The chestnut-mandibled toucan is often found in lowland forests and close to major bodies of water in Central and South America. (Photo: Tony Fernandez, Flickr, CC BY NC 2.0)

In the rainforests of Costa Rica, Living on Earth’s Explorer in Residence Mark Seth Lender encounters a chestnut-mandibled toucan and a scarlet macaw while traveling through the Osa Peninsula.


BASCOMB: Rainforests circle the earth like a green belt around the equator. So, from Borneo we take you now to the other side of the planet to a Rainforest in Costa Rica with Living on Earth’s Explorer in Residence Mark Seth Lender.

Forests of Rain
Parque Nacional Corcovado
Costa Rica
© 2020 Mark Seth Lender
All Rights Reserved

On the Osa Peninsula, before the hotels and the money found out, you could walk the edges longer than your drinking water would hold out and never see a human being. It was just Valerie, me, Alonso in the lead pointing out all we would have missed.

“Gavilan Cangrejero,” crab hawk.

“Snake. He imitates, El Fer de Lance.” I bend down -

!No!” Alonso touches my arm. “He might be the real thing.”

That morning at sunrise we woke to Scarlet Macaws, flying rainbows flight after raucous flight. We followed on the beach but they were gone. Now, so is the sun. Under muddy clouds we reach the Madrigal, hardly a trickle of water between the few yards from rainforest on one side, to the Pacific on the other.

Alonso looks up, looks at the river, clicks his tongue. “Si crescenda el Madrigal…”

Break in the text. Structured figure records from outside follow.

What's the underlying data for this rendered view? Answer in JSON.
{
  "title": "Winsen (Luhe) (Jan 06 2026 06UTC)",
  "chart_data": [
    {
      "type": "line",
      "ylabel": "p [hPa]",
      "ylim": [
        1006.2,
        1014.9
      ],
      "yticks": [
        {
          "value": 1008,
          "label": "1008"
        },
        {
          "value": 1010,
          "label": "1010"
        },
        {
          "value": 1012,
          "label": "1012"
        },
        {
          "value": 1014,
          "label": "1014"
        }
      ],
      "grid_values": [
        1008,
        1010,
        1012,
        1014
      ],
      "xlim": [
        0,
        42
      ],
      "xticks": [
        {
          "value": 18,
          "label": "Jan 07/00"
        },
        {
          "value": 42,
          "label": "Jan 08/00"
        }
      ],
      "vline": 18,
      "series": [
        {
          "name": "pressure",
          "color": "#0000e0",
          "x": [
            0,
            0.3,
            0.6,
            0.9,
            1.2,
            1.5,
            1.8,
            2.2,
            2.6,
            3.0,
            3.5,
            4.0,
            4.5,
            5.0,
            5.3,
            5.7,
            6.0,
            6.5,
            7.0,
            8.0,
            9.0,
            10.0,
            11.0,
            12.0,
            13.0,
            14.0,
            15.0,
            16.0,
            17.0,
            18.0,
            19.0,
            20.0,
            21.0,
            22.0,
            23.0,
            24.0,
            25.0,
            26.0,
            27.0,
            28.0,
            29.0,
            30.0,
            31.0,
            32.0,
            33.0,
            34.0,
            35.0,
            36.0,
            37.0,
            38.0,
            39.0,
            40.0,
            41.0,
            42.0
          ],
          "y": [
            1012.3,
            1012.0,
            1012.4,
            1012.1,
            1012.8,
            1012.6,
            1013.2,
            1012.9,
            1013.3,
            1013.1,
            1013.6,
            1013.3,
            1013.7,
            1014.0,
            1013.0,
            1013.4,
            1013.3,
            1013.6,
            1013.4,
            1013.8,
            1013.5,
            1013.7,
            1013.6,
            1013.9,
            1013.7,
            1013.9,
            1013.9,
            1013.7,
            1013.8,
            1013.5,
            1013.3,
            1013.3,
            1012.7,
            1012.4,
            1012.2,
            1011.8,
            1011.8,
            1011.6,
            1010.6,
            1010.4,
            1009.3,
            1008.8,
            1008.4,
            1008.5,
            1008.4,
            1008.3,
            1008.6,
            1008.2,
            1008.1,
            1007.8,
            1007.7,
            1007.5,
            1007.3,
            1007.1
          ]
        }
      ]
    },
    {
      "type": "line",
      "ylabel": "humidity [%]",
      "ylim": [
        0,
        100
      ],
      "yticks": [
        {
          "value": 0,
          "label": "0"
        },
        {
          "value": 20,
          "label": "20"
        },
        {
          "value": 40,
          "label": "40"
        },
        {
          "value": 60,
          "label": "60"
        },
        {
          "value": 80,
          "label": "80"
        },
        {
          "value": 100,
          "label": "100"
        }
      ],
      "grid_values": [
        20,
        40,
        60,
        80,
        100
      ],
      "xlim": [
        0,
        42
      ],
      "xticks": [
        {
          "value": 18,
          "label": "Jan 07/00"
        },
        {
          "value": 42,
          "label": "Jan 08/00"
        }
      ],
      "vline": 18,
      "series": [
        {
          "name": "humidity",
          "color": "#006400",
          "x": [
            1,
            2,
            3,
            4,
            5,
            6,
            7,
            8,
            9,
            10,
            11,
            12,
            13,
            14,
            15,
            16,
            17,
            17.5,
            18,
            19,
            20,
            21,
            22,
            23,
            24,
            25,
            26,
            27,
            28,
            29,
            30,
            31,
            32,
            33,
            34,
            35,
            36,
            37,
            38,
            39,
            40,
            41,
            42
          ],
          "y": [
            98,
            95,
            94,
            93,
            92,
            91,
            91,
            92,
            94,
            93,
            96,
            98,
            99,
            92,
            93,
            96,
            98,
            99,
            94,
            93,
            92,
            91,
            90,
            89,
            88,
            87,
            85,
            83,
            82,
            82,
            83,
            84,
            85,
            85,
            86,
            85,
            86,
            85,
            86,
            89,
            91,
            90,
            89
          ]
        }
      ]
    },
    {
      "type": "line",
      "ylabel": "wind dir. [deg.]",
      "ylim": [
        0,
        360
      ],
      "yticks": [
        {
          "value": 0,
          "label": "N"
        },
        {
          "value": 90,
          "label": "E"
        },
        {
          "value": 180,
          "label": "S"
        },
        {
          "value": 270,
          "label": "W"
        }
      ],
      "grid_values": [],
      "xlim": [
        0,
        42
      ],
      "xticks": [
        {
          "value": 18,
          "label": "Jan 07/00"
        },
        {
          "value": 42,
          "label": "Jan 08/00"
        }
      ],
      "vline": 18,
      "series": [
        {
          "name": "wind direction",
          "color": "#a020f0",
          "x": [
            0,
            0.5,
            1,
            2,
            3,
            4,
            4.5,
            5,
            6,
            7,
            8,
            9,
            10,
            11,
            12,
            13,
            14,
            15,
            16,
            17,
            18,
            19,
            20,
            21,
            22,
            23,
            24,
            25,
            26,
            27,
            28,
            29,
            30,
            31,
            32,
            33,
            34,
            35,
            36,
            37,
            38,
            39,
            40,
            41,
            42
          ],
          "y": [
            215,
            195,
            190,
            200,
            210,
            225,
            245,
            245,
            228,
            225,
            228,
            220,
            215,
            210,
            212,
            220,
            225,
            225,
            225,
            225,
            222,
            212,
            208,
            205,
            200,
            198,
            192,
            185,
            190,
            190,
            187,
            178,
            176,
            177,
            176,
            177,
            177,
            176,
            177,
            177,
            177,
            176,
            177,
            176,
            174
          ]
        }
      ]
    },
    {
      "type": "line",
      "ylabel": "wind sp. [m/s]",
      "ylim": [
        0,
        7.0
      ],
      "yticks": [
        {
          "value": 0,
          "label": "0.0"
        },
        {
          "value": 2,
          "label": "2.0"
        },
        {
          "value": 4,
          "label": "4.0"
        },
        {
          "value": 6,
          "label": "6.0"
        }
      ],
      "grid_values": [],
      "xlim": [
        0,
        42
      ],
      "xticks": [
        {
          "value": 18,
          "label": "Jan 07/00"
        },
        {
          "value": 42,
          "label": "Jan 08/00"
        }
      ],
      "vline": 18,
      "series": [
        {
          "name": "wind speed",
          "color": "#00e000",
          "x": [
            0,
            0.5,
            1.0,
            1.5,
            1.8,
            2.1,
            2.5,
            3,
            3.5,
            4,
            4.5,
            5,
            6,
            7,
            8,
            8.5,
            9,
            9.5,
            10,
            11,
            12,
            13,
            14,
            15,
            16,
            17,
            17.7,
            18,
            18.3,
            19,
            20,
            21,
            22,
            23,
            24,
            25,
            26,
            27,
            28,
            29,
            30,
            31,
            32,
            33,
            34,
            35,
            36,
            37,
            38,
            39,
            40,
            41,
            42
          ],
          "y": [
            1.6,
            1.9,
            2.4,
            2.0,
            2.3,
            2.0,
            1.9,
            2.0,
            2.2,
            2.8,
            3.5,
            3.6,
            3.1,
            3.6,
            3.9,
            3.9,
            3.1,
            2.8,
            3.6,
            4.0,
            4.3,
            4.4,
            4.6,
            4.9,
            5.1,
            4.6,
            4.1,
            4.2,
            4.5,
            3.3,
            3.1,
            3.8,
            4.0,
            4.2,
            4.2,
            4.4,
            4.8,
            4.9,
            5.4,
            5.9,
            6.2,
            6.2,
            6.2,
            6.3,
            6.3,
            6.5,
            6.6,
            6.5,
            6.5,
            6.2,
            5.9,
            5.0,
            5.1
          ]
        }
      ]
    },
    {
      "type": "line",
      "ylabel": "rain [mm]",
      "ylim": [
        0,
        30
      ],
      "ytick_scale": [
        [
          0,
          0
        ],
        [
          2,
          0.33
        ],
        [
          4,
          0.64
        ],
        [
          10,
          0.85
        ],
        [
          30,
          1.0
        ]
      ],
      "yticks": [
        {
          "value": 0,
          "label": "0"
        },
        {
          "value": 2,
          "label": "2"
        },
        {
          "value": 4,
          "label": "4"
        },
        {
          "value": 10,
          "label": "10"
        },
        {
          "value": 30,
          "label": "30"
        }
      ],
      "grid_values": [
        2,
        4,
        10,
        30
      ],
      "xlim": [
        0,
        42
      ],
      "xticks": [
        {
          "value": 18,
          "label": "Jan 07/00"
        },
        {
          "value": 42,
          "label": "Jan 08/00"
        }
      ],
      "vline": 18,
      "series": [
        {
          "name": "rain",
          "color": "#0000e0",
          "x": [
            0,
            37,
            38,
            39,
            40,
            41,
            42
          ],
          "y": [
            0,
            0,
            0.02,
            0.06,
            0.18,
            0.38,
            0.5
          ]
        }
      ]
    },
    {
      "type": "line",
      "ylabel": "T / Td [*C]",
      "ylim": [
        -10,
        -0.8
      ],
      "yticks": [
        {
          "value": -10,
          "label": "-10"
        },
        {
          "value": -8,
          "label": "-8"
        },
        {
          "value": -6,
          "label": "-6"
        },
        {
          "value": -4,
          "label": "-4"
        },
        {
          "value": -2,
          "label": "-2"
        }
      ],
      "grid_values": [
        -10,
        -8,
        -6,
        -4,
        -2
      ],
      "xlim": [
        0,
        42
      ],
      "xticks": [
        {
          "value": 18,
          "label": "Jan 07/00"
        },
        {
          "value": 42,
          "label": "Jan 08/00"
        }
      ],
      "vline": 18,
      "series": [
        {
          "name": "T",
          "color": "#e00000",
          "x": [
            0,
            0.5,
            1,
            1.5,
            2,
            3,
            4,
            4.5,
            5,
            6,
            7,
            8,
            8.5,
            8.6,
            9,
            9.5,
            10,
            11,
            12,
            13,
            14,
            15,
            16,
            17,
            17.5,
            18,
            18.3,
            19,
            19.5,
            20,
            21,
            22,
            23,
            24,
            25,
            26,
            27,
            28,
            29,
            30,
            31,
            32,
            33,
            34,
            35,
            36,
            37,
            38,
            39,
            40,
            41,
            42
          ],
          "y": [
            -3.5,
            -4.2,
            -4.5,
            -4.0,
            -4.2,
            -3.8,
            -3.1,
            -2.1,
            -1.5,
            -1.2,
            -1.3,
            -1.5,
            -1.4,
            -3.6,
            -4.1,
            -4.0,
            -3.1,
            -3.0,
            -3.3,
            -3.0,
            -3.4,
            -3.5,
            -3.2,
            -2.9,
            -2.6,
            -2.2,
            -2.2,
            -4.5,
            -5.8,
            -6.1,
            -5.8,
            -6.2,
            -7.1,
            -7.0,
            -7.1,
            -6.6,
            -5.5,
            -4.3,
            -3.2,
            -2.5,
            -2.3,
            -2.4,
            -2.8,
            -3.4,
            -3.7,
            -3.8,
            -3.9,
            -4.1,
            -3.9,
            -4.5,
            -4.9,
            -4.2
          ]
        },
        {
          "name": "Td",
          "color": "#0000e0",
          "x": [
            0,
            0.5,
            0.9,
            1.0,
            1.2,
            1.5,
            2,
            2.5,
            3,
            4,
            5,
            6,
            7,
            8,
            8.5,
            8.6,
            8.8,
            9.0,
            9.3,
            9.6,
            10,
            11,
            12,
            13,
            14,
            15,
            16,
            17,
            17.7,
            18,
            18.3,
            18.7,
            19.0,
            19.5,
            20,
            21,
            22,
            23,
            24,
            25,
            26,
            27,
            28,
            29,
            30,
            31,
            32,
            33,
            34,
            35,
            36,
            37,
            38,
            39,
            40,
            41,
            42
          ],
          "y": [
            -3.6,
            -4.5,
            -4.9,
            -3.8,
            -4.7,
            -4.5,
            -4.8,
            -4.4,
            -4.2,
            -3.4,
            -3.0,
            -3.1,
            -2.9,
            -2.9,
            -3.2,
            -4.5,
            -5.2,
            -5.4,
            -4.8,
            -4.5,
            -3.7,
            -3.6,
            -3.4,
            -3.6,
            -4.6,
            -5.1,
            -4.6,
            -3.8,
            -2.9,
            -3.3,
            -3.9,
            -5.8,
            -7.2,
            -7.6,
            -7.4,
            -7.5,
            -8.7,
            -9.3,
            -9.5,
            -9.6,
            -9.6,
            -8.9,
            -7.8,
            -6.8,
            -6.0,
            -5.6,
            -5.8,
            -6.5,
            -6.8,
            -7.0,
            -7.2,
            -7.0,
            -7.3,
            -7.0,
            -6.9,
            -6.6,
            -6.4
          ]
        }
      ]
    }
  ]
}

We cross anyway and continue.

From behind comes a large man with a woven basket. He and Alonso nod. The man looks us over, strides on. “El Pescador,” Alonso says, fisherman. Later we learn what the basket was for: Turtle eggs. Olive Ridley, Hawksbill, Green, all of them nest here. El Pescador has emptied every nest. To him not food but money, he will sell every single one.

The Scarlet Macaw is a parrot from Central and South American that’s most often found in pairs or small family groups. (Photo: David Ellis, Flickr, CC BY NC ND 2.0)

The sky goes black; now, in earnest, rain.

We turn around.

The Madrigal has become the physical translation of crescenda. There are standing waves three feet high in only four vertical feet of water. Enough to sweep a giant off his feet into the crashing sea to drown. Except –

El Pescador has tied a thick line across the river between two trees and left it, for us.

Valerie cannot touch bottom, the current is too strong. Her arms close around my chest and I pull us hand over hand. It takes all I have...

Next morning the sun rises hot and bright as if it forgot. Look, Valerie says. Among tiny purple orchids in the notch of the tree is a Chestnut-mandibled Toucan. High in the canopy, howler monkeys call like Buddhist monks chanting deep in the throat and are answered, by distant thunder.


BASCOMB: That’s Living on Earth’s Explorer in Residence, Mark Seth Lender.